Multiple Sclerosis Centers of Excellence
There's No Place Like My Home
Sam Adams, OTR/L and Jacqueline Hall, MS, OTR/L, ATP
Most Americans nearing retirement say they plan to live in their homes for as long as possible. Yet, fewer than 5% of people in the US live in homes that support moderate mobility difficulties and fewer than 1% live in homes that are wheelchair accessible. Similarly, most people with MS want to live at home but have not made plans to ensure home accessibility. Mobility challenges for many with MS include fatigue, vision changes, weakness, and poor balance.
Making changes to your home before you experience mobility challenges can help with your safety, your fatigue, and staying independent. Modifying your home may feel overwhelming at first, but there are some steps to follow that can keep things manageable. You can ask your physician if they think you would be a good candidate for a home evaluation from a rehabilitation specialist. A rehabilitation specialist, such as an occupational or physical therapist, can help you select and plan home changes.
Evaluate Yourself and Your Home
First, plan for the home evaluation by gathering information about yourself and your home. A table like below, where each room or area is listed, along with difficult activities followed by why a specific task makes you feel unsafe, can help organize this information.
Make a Plan
In a multi-level home, list rooms for each level. Remember entrances, steps/stairways, parking, and your yard. What is causing you trouble? Is it the layout? Are there too many things in the room? Are your rooms well lit? Are you needing more outlets for lighting or charging? Can you reach things you need?
Once you have identified what is difficult in your home, decide which rooms or areas involve safety. Your safety should be the most important focus, followed by things that most affect what challenges you, like fatigue. There are many simple changes that can result in increased accessibility. A major remodel or moving to a different home may also be an option, though both require more resources -information, as well as funding.

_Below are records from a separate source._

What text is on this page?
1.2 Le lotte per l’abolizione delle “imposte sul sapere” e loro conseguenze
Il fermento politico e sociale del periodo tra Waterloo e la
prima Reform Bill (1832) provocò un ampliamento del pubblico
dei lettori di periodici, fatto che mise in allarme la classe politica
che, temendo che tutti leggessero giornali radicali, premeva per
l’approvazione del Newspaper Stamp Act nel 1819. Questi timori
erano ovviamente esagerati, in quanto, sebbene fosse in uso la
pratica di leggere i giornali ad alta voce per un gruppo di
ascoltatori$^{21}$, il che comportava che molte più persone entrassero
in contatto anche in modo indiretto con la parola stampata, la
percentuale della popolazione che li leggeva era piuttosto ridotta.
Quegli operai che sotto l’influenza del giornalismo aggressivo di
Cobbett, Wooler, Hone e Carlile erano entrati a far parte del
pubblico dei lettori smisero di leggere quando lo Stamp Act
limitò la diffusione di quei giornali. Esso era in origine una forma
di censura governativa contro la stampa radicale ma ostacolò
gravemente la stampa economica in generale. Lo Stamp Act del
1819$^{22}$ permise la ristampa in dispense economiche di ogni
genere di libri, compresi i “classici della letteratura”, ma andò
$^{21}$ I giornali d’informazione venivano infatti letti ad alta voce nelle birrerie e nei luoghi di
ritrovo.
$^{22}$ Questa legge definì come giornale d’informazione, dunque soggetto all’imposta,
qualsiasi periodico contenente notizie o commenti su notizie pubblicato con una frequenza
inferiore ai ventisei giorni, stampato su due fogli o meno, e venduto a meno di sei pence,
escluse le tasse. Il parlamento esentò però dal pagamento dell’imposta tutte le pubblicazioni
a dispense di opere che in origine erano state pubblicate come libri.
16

Follow the “5 Rs” When Considering Modifying Your Home For Safety and Accessibility:
Eliminate the unneeded – clothing you don’t wear; extra dishes in the kitchen; expired items in the ‘fridge or bathroom. Overfilled storage areas require more effort and time to locate items.
Save energy by moving heavier items to places easily reached. Clear pathways to reduce trip hazards and ensure access to light switches, door handles, and the bathroom at night.
In a multi-level home, consider rearranging rooms to spend most time on the most accessible level. Can you convert a main floor office to a bedroom, a dining room to a multi-purpose room with computer access, or move someone else’s bedroom to the upper level?
Make home modifications before you actually need them to maximize safety and your peace of mind. Remodeling may include adding ramps, widening doorways, adding safety equipment, or using technology to operate your environment hands-free or with voice activated devices.
If these modifications are too much to manage, you may consider moving somewhere that has helpful features already in place. Certain single-family home styles (e.g., ranch/rambler) may be more accessible with open floorplans and single-story living. Some apartment buildings offer units that were designed with accessibility in mind.
When You Need More Support
Managing changes to your home requires time and energy. You may choose to do these updates yourself, or with a rehabilitation specialist’s or remodeling professional’s help. A “Certified Aging in Place Specialist,” interior designer, or a general contractor may be helpful additions to your team.
Terms and Specialists to Know as You Navigate Supportive Resources:
Certified Aging in Place Specialist (CAPS) are professionals, often home remodelers or healthcare professionals, who offer home modification services to seniors or adults looking to age in place.
The federal Fair Housing Act Act requires that some units in multi-family projects feature some accessible design features, such as an accessible entrance, widened doors, and reinforced walls for grab-bar installation.
Accessory Dwelling Units (ADUs) are living units on the same lot as a single-family residence that are often detached from the main residence. They have their own kitchen, sleeping area, and bathroom, and can be designed to maximize accessibility. This may be an option for those who are interested in living on a family member’s property.